In 1969 a summit conference was called, which met in Rabat, Morocco, to form the Organization of the Islamic Conference (OIC) with a permanent secretariat in Jedda. The challenge is to wrest from Jedda de facto sanction for an Iraqi government that will be Muslim but that will observe a separation of church and state. The end is that secular concerns and the liberty of conscience should fuse to create an incipient democracy.
The OIC has 57 member states, not all of them exclusively Muslim, but all with a substantial Muslim population. There are democratic states among them, including Turkey, whose Islamic majority prevailed in the last election and, ironically, refused to facilitate the American expedition.
The scholar Bernard Lewis identifies three schools of Islamic thought in the matter of dissenters, or infidels, to use theological language. There are those who believe that a sacred mission of Islam is to conquer the world by the use of the sword if necessary. A second accepts cohabitation of the planet but with stern monolithic concern for Islamic pre-eminence. The third accepts a division in religions abroad, and the realities and benefits of coexistence.
Tomorrow, the civil administration in Iraq will proceed under an American viceroy. The day after tomorrow will come in a year or two, when a credible Iraqi assembly evolves. The missionary work of the U.S. Department of State is to elicit a commitment to freedom of conscience from Muslim authorities. And there is no shortage of those who would step forward and declare that the Koran does not enjoin such activity as was engaged in by Saddam Hussein.
Professor Lewis tells us that medieval jurists and theologians discussed at some length the rules of warfare, including such questions as which weapons are permitted, which not. "There is even some discussion in medieval texts of the lawfulness of missile and chemical warfare, the one relating to mangonels and catapults, the other to poison-tipped arrows and the poisoning of enemy water supplies."

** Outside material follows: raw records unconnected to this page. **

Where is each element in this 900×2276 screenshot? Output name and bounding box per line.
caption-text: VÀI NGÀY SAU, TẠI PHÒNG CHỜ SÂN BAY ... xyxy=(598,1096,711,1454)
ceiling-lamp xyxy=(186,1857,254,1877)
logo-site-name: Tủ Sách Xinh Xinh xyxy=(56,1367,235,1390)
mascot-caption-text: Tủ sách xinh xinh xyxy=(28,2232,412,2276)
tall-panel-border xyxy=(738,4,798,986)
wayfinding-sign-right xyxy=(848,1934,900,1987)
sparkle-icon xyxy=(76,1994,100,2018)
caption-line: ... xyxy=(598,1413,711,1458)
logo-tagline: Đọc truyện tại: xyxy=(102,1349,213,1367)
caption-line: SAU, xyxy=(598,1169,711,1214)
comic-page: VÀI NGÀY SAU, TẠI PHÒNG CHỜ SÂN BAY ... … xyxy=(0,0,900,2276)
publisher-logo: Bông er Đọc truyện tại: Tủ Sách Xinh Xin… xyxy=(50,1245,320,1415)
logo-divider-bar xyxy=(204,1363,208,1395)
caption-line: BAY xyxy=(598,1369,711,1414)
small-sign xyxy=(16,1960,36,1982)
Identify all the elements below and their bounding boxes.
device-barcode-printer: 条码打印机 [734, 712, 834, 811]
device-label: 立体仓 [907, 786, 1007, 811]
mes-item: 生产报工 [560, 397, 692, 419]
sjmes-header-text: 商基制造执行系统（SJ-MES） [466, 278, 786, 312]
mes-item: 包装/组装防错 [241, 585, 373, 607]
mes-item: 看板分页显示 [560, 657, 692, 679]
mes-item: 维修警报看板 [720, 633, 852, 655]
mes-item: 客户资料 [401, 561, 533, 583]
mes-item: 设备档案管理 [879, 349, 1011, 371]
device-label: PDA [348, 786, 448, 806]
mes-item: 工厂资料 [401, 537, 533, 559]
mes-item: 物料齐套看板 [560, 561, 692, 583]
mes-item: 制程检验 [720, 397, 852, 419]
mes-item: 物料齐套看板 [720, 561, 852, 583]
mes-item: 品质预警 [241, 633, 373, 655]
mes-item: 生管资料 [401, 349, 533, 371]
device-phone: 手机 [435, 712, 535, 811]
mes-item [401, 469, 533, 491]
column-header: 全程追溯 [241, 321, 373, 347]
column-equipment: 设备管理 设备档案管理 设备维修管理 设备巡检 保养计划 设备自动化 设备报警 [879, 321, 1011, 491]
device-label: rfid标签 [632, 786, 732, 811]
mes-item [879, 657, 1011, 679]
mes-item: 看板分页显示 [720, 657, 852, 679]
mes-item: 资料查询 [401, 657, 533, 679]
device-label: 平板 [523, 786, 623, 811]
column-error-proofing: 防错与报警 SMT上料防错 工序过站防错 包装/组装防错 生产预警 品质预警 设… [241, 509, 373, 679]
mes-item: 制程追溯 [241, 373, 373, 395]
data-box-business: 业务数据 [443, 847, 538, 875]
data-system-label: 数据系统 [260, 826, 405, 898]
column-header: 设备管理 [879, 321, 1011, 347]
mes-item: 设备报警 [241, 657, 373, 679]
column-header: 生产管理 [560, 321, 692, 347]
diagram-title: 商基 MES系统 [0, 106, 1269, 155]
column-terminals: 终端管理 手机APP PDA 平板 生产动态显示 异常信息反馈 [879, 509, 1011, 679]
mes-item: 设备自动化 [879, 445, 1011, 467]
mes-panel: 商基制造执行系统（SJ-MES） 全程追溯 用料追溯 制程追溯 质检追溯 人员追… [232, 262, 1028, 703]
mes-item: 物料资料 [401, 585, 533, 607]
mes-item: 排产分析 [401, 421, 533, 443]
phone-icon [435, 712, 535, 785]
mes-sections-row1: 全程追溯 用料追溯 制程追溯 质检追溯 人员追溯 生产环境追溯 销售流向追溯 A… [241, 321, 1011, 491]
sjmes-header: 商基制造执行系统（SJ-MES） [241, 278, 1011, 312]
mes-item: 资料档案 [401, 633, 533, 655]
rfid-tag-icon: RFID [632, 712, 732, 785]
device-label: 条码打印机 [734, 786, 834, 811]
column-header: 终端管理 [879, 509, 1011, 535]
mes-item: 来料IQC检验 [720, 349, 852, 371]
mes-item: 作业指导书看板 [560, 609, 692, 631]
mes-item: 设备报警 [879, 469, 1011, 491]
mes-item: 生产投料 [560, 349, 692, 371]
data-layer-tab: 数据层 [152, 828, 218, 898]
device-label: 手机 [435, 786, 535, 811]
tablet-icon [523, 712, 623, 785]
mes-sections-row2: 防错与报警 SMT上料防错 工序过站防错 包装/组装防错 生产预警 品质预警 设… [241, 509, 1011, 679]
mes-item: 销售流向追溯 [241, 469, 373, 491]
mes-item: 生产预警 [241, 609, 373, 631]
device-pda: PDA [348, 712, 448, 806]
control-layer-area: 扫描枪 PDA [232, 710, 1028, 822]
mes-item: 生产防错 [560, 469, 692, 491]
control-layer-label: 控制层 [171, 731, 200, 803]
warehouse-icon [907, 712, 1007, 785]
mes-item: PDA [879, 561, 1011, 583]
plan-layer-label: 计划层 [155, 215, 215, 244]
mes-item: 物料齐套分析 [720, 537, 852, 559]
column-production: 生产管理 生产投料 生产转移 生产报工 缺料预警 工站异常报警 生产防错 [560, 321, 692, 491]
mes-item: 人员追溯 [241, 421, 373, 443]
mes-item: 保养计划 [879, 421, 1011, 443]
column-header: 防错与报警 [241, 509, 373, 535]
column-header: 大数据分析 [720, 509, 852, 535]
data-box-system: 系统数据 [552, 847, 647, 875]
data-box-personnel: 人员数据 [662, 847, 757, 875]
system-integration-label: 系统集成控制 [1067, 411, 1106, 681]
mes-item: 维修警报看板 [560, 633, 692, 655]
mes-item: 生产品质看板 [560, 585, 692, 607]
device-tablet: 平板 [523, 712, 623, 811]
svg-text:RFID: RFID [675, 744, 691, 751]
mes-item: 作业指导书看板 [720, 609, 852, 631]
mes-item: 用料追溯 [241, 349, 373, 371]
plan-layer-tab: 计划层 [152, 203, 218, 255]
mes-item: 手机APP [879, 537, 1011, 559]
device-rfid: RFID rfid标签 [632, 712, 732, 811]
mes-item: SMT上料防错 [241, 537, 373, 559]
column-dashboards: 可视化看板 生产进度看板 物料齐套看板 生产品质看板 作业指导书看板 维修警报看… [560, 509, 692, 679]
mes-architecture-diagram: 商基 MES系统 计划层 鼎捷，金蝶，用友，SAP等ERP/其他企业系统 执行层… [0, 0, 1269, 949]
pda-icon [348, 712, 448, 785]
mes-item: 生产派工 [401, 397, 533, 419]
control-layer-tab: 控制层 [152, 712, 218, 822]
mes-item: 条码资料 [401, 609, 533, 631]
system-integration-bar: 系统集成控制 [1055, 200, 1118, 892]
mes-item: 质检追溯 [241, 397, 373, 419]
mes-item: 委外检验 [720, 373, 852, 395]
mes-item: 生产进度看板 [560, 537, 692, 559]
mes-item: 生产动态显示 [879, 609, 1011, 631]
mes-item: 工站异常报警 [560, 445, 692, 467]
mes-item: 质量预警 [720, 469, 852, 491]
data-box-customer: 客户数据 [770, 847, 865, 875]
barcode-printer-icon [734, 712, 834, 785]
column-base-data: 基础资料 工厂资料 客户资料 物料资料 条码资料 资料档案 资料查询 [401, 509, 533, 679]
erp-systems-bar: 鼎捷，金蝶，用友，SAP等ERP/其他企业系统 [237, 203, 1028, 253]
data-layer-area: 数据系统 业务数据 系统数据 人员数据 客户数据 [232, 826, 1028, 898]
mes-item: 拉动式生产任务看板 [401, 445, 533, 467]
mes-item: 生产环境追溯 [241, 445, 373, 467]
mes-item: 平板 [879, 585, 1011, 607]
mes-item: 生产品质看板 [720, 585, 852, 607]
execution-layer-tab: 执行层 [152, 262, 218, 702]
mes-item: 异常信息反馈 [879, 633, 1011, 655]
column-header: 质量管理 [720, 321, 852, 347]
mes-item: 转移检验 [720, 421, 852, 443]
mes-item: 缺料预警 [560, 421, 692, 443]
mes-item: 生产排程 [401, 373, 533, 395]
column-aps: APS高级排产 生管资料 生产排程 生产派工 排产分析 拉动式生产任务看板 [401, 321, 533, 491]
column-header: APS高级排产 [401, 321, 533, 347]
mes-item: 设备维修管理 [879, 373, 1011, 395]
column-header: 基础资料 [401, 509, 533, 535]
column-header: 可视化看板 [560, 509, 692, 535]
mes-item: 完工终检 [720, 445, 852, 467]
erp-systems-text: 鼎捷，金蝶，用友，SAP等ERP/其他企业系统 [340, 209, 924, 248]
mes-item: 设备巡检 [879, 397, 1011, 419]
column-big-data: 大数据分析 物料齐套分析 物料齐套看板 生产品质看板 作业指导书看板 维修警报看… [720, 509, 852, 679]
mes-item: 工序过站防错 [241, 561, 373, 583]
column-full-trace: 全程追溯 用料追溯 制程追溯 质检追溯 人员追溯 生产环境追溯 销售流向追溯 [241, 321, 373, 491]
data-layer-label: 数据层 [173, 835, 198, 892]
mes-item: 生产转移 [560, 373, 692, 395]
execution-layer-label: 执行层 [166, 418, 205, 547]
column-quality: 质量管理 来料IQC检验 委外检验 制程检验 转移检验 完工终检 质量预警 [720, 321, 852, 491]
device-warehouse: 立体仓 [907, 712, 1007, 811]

There is internal dissent. "Some justices permit, some restrict, some disapprove of the use of these weapons. The stated reason for concern is the indiscriminate casualties that they inflict."
Mr. Lewis, in his new book The Crisis of Islam, concludes the paragraph with charming self-effacement. "At no point do the basic texts of Islam enjoin terrorism and murder. At no point -- as far as I am aware -- do they even consider the random slaughter of uninvolved bystanders."
Well, doc, if you are unaware, after a lifetime's scholarship, of any sovereign Islamic mandate that permits random slaughter such as was practiced by Saddam Hussein, we should proceed on the assumption that no member of a civil government in Baghdad will come up with a Koranic injunction to resume the random slaughter and oppression sometimes used to enforce one-man rule.
The looming omnipresence will be Jedda, where the secretariat sits representing the worldwide Muslim community. We have working for us the indelible picture of an elated people greeting their liberators. Bearing the scars of life under one Muslim ruler, Iraqi dissidents and converts are powerful missionaries to Jedda, and indeed to Egypt and Iran and Syria. The need is great to move toward a constitution in which Islam is acknowledged as a state religion, but only in the sense that the Church of England is a state religion.
In the best of all possible worlds, the sheer dazzle of the coalition's liberation should serve to illuminate the privations of life without freedom. But it won't be enough. If the inherent allure of freedom were sufficient to convert those who suffer from life without it, autocratic rule would disappear. More will be needed, in effective statesmanship, including persuasion and some tough love for those sheiks of Araby who continue life as though nothing at all had happened in Iraq. A great deal happened, including, for however brief a moment, the Stars and Stripes over the face of the tyrant.